Berlioz Writing the Life of Berlioz
Pourquoi réflichier?… je n’ai pas de plus mortelle ennemie que la réflexion…
—Berlioz, Lélio ou Le Retour à la vie
He was slender and, in the images we have, seems to have been concerned about his appearance, being well if not always stylishly dressed. But he had few of the attributes that Baudelaire famously attributed to the “dandy,” in particular that “air of frigidity that results from his unshakeable resolve never ever to be moved,” for Berlioz was nothing if not passionately demonstrative of his likes and dislikes. Nor did he possess the family income enjoyed by many members of the advantaged class.
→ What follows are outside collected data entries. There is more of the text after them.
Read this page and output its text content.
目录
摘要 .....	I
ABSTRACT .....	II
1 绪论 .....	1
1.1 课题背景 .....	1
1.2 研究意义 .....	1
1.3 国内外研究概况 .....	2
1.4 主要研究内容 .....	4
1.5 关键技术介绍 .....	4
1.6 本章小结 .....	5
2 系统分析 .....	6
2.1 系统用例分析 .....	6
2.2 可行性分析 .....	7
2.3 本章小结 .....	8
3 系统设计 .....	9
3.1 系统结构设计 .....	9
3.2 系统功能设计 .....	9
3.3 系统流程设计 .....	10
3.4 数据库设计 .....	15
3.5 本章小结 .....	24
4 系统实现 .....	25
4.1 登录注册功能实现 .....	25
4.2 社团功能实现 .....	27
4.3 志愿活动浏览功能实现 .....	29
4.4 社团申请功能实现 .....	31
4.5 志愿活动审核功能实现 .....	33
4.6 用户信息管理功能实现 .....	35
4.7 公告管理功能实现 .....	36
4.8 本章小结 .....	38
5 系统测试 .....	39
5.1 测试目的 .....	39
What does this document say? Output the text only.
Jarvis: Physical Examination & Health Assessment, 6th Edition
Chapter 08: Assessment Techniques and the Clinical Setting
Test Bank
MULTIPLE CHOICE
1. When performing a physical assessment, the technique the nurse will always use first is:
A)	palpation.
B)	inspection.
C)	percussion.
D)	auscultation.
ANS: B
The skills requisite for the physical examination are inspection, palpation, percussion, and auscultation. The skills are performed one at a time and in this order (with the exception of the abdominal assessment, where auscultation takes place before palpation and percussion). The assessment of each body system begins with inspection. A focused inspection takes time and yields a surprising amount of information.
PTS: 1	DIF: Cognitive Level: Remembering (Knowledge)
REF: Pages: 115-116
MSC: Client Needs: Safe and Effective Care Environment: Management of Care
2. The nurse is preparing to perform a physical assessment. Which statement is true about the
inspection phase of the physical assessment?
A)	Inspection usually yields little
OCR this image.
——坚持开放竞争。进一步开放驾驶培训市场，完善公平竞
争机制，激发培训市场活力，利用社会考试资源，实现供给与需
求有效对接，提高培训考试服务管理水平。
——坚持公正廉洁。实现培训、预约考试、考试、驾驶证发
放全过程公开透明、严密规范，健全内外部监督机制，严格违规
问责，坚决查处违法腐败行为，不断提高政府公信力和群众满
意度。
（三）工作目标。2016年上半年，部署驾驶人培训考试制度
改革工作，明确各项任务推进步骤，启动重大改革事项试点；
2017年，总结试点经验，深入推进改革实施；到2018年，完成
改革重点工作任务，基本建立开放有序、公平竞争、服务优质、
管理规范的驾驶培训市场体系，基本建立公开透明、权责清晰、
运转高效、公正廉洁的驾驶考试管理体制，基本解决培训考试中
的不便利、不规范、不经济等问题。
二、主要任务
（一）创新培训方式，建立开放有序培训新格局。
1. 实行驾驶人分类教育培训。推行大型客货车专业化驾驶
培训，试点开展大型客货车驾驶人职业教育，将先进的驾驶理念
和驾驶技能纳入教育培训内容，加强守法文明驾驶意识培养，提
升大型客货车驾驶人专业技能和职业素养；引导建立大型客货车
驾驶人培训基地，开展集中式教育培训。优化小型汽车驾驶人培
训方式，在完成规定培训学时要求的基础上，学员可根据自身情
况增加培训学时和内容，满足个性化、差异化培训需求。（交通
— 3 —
But when, in a moment of sobriety during a period of woe, he wrote to his friend Humbert Ferrand, on June 12, 1833, that “my life is a novel that greatly interests me,” he was embodying the dandy’s characteristically defensive psychological strategy as it was later described by Oscar Wilde in chapter 9 of The Picture of Dorian Gray: “To become the spectator of one’s own life […] is to escape the suffering of life.”
In his account of himself, what we might have liked to discover is… sex. Not the undressed reality, not the inconsiderate revelation, but perhaps the confessional intimation, the confidential admission of what is being withheld. What we do discover, and in spades, is love. And humor. And truthfulness, elegance, magnanimity, modesty, brilliance, perceptiveness about himself and others, and countless further virtues that Jacques Barzun well catalogued in his great book of many years ago. But is it not curious that the Mémoires—of a man born in the same year as the creator of Carmen, of a man close to such connoisseurs of women as Victor Hugo, Théophile Gautier, and Alexandre Dumas père and fils, of a man on intimate terms with the great séducteur who was Franz Liszt—should remain almost speechless in the theaters of eroticism and lust?